Frankfurter Allgemeine Zeitung - Rezension
Frankfurter Allgemeine Zeitung | Besprechung von 08.05.2019

Der Sinn für das Ganze

Heinz Bude legt die Begriffsschablone "Solidarität" auf den Prüfstand und kommt zu überraschenden Ergebnissen.

Man mag dem Buch mit der Erwartung begegnen, eine Antwort auf die Frage zu finden, wie es mit der gesellschaftlichen Solidarität im Ganzen bestellt sei. Zumal einen die Ahnung der Verkleinerung des Radius von Lebensformen des Teilens und der Anteilnahme auch in westlichen Gesellschaften beschleicht. Die Frage nach dem Schicksal der Solidarität in der globalen Moderne könnte mit der Hoffnung verbunden sein, eine Idee einer gemeinschaftlichen Weltgesellschaft zu entwickeln oder aber dem fräsenden Neoliberalismus, der den Einzelnen für seine Notlagen selbst verantwortlich macht und die Menschheit zu einer Ansammlung von "rationalen Egoisten" erklärt, Einhalt zu gebieten.

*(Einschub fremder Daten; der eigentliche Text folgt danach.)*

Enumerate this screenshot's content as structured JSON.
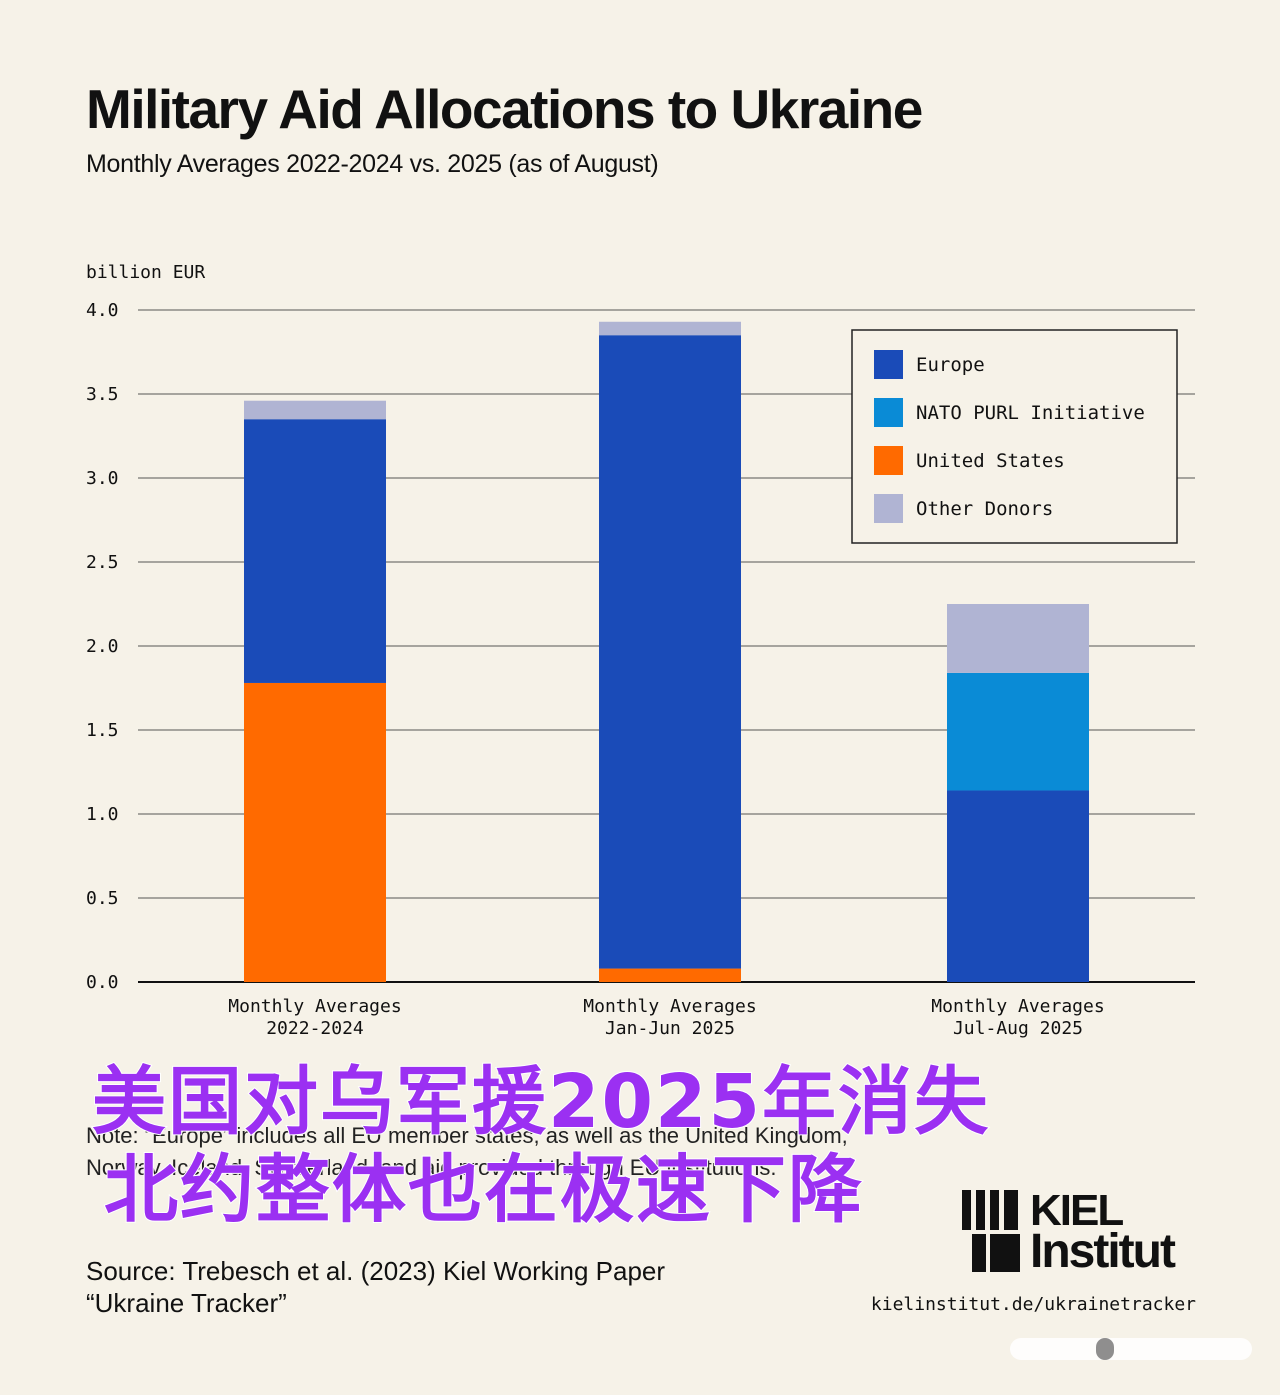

Das macht die Aktualität dieses Bandes aus, der viel grundlegender ansetzt, nämlich bei der Frage, was den Begriff der Solidarität, der vielen wie eine "überkommene und ausgeleierte Begriffsschablone vorkommt, die höchstens sentimentale Bedürfnisse nach einer guten alten Zeit befriedigt" denn eigentlich ausmachen könnte und welche zukunftsweisenden Ideen darin enthalten sind. Die Antworten sind alles andere als trivial, weil sie Grundfragen von Zugehörigkeit und Verbundenheit, von Identität und Gesellschaft berühren.

Mit der ihm eigenen phänomenologischen Präzision öffnet Heinz Bude "die Schachtel dieses Begriffs" und legt im Durchgang durch Klassiker des Faches eine Vielfalt von Bedeutungsschichten solidarischer Gefühle und Beziehungen frei. Sichtbar wird, dass Solidarität nicht mit Barmherzigkeit gleichzusetzen ist, da sich Solidarität nicht auf Mitleid reduzieren lässt; und auch nicht mit Empathie, die auch ganz ohne Verantwortung für den anderen auskommen kann; und auch nicht mit Gerechtigkeit, die auf Regelkonformität und nicht auf Teilhabe setzt.

Schließlich ist Solidarität auch nicht mit Sozialstaatlichkeit identisch, da diese oftmals als von außen Aufoktroyiertes empfunden wird und sich von dem Gefühl für das Ganze oftmals entkoppelt hat. Der Begriff der Solidarität bezieht sich vielmehr auf eine Welt, die wir mit solchen anderen, ohne die wir nicht sein könnten, teilen - und denen wir folglich unsere Existenz verdanken. Das können Freunde, Familienmitglieder oder Menschen aus entfernten Weltregionen sein, es können aber auch die anderen Lebewesen sein, die mit uns die Erde bewohnen. Unsere Solidarität gilt der Gesellschaft im Ganzen, sie wird von dem Gefühl begleitet, Teil von etwas Größerem zu sein.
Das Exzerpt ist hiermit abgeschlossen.